What about blogs being believable, trustworthy, and all that stuff, Richard? Richard said:

I have no "credibility" to lose, because I do not hold myself up to offer the unvarnished truth.

He then claimed the whole thing was a ‘sting operation’, which I don’t think I really understand – but it…fraud?

Yes, bloggers are indeed the purveyors of a tarnished truth. But I don’t think that is anything to boast about.

I have nothing against Richard personally, and some of the attacks on him in the British media have been ridiculous this week. He was also one of the first people to say something nice about the beatroot blog in the early days when I thought I was blogging to myself. And I am grateful for that kindness.

It is the bloggers role to pick the scabs, and even open a few wounds, on MSM news coverage. But if bloggers are reaching Richard’s ‘tipping point’ in our relationship with MSM then we had better try and retain the little credibility we have, and not go throwing it away by accusing war photographers of ‘staging’ events with evidence (and experts) that are beyond credibility.

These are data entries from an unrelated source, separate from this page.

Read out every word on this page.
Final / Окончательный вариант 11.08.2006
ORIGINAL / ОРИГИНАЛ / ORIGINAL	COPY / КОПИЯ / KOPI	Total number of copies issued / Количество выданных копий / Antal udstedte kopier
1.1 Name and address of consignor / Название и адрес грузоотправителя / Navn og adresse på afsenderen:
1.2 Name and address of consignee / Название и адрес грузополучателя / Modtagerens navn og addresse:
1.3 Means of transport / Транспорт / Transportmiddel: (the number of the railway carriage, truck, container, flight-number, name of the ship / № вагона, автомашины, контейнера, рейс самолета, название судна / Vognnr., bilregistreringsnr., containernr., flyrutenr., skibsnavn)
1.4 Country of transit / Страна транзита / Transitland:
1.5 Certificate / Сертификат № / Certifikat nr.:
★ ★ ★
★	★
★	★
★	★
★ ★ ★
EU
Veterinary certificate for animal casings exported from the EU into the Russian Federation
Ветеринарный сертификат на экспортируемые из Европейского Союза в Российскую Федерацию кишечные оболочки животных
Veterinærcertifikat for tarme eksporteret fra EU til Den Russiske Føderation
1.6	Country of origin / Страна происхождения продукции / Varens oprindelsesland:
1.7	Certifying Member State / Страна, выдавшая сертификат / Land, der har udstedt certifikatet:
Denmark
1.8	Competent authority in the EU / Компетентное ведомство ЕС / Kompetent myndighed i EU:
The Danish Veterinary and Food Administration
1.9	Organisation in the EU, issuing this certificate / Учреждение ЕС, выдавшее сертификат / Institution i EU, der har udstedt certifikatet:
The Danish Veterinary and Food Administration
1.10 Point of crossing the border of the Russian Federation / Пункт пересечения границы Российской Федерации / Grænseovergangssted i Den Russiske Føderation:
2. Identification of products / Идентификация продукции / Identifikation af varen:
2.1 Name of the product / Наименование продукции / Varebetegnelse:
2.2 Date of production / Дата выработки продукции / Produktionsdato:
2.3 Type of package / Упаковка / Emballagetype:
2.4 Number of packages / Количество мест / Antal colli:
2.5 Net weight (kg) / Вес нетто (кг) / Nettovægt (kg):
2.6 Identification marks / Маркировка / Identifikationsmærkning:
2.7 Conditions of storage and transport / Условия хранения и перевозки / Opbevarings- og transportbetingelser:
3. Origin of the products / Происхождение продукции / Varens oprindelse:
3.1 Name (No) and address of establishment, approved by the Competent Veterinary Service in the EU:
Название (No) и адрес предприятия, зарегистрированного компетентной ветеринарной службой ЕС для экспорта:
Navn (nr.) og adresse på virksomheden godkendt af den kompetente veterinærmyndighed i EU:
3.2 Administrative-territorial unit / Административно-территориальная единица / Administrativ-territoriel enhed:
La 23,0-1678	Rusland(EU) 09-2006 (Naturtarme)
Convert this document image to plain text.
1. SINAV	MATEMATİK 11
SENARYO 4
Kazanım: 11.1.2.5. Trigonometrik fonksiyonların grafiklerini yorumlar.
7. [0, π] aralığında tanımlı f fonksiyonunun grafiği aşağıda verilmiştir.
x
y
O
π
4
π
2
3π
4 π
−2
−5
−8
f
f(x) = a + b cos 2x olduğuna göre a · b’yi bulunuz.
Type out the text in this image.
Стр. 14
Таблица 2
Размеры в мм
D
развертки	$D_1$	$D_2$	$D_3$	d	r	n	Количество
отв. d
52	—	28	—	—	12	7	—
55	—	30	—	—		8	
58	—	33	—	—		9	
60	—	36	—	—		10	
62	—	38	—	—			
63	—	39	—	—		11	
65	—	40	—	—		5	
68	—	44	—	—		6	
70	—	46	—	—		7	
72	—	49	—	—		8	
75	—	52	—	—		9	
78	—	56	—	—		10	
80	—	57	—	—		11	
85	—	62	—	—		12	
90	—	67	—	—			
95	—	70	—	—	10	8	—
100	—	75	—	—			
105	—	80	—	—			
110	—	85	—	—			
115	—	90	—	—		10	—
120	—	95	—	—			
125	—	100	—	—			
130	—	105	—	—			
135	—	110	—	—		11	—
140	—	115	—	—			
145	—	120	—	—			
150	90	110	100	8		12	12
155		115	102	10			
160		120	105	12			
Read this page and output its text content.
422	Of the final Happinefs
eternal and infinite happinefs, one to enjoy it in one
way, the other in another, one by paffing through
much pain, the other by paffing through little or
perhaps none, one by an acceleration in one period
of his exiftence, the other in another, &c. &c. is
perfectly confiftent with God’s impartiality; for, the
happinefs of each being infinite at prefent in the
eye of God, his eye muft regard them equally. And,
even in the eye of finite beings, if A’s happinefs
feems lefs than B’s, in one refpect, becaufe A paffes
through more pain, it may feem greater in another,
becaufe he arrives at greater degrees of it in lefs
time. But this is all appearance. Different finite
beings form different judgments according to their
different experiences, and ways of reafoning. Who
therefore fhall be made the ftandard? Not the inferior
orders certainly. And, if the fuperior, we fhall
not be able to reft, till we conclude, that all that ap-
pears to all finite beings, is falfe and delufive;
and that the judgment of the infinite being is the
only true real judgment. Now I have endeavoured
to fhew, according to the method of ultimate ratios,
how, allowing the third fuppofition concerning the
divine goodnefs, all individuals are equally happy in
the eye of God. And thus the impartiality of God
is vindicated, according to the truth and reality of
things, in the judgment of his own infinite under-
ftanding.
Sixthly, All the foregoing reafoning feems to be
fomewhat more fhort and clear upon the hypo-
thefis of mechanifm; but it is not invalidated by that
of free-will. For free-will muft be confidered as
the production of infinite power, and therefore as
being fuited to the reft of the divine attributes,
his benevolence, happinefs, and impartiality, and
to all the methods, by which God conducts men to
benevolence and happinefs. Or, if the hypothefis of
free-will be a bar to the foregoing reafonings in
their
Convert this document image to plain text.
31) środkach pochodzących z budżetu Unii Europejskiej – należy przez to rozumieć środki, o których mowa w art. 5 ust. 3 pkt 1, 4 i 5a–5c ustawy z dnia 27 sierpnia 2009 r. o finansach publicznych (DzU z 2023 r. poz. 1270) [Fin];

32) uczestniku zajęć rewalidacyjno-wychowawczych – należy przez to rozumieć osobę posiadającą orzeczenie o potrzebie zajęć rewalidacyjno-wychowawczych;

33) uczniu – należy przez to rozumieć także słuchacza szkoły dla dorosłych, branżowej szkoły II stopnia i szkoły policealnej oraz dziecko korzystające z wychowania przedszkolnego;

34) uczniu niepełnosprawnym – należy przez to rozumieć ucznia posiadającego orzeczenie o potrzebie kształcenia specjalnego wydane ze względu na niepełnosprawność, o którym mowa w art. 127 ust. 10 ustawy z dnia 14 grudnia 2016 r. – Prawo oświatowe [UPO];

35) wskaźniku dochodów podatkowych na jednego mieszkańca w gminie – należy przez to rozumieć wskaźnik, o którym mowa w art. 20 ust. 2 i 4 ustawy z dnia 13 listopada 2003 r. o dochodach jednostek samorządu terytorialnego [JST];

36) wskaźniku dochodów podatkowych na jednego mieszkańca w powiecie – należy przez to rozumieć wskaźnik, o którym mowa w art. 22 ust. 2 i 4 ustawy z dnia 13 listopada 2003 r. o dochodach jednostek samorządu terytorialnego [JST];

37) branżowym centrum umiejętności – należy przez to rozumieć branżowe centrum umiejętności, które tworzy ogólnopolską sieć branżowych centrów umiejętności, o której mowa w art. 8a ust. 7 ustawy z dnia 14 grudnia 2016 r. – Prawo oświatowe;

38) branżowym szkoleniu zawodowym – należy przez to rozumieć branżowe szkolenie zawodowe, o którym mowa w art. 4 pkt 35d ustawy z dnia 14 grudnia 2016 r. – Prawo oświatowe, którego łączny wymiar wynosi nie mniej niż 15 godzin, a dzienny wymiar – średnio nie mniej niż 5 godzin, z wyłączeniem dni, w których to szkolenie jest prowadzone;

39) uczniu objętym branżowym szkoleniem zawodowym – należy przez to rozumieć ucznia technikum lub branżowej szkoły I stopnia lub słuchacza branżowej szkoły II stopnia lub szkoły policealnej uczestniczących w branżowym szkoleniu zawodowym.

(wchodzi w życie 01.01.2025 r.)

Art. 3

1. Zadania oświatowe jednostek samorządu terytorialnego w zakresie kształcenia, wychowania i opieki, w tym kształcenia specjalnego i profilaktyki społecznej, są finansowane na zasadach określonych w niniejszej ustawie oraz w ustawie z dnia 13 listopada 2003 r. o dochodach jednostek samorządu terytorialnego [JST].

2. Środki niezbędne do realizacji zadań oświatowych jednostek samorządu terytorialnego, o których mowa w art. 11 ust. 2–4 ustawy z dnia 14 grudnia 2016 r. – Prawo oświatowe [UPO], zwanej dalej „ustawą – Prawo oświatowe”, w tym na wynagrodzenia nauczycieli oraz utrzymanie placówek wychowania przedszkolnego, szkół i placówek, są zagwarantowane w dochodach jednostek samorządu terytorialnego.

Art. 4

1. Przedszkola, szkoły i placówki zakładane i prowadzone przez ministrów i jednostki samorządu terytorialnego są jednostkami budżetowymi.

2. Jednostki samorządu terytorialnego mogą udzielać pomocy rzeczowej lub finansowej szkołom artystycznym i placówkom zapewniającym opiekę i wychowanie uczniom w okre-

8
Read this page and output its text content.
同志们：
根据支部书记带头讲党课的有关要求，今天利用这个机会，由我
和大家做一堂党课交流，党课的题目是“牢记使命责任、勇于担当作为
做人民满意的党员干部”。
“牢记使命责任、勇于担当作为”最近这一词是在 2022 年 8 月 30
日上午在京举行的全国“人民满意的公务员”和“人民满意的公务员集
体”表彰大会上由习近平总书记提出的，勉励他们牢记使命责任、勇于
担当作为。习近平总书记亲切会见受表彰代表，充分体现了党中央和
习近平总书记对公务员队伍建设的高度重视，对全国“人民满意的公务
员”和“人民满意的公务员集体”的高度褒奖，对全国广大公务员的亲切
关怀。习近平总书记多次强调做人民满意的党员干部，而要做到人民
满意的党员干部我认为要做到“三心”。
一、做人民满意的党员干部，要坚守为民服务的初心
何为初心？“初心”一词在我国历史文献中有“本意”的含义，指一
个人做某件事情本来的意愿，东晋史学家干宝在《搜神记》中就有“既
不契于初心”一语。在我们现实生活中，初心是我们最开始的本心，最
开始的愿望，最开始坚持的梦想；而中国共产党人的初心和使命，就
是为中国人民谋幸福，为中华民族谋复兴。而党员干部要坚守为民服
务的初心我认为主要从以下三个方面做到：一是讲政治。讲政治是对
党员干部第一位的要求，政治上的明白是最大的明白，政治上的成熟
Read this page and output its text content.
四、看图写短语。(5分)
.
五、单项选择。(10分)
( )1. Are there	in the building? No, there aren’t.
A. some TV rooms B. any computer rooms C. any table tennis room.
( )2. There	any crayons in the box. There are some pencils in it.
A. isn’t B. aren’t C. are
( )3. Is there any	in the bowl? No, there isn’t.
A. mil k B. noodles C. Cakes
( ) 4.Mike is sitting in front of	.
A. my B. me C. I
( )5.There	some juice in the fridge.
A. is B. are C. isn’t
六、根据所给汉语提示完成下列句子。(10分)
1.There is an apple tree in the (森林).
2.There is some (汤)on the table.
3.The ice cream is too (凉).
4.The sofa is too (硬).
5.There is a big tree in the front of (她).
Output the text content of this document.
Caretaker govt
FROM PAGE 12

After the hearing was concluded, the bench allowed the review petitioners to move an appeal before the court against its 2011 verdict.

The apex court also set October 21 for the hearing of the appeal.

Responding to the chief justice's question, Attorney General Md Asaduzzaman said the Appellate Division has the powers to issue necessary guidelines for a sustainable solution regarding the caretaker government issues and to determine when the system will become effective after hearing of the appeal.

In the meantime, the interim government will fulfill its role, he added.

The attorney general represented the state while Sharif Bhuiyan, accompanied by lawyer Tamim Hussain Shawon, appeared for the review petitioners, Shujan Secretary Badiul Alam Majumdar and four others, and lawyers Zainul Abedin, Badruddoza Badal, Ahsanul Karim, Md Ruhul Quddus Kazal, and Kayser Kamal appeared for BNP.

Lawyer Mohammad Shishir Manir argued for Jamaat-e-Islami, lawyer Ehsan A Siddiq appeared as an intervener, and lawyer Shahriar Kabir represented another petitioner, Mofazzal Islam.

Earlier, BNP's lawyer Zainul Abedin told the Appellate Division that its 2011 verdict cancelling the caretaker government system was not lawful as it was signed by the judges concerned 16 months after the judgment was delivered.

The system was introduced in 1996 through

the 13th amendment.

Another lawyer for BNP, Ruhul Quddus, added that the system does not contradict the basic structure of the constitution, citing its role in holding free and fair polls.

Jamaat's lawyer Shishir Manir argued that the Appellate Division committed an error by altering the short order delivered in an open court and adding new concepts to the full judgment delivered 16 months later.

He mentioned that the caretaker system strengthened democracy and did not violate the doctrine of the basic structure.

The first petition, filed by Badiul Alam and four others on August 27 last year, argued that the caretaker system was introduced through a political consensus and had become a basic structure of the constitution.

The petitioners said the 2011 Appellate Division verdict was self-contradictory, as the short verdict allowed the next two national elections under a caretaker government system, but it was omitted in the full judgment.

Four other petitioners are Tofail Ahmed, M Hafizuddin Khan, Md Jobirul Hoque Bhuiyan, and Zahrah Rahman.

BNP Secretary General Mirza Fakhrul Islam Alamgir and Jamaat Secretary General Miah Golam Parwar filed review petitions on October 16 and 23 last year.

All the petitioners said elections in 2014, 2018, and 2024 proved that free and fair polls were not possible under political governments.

But Richard isn't finished yet about journalists doctoring photos. See here. He is also appearing on BBC 2's Newsnight programme tonight, 7, Aug.

After the Reuters freelance photographer has been caught doctoring at least two photos Richard is on a roll...See Where there's smoke, Daily Telegraph.

The photo on the left is the altered one (click on the photo to get a clearer view). You can see more smoke. But two things strike me about Adrian Hajj, the guy who took these.

Why did he bother risking his career for a small change to a photo that was powerful in the first place?

Secondly, why do the doctoring so badly? It was done with a tool called 'clone' which you can find on photoshop. It takes bits of the photo and you can place them anywhere. You can see repeated bits of smoke on the left hand side of the photo easily.

If you look closely then you can see that some of the buildings repeat themselves. That is an effect of the 'clone'. Not a very good attempt to fool the world. So why bother?

But it does show that when journalists get things wrong there are consequences. Not the same for bloggers.

But the obsession about bias reporting is not just confined to right wing blogs. Harry’s Place, the supposedly left wing ‘Euston manifesto’ blog has a post about ‘Reutersgate’ claiming that the photographer who photoshopped his images "was behind many of the images from Qana – which have also been the subject of suspicions for being staged."

That claim is false, as much else is at Harry’s Place. Adrian Hajj was at Qana but he was not the author of the contested photos of 'white t-shirt man'.


michael farris said...

For once Stefan has a point. Of course lots of pictures and film are staged. That's just one more weapon in this conflict, being used more effectively by the Lebanese at present.

michael farris said...

In the same vein. I'm not 100% it's the same woman, but ....

beatroot said...

Stefan, are you serious?

I received three comment posts from you ALL OF WHICH WERE IDENTICAL.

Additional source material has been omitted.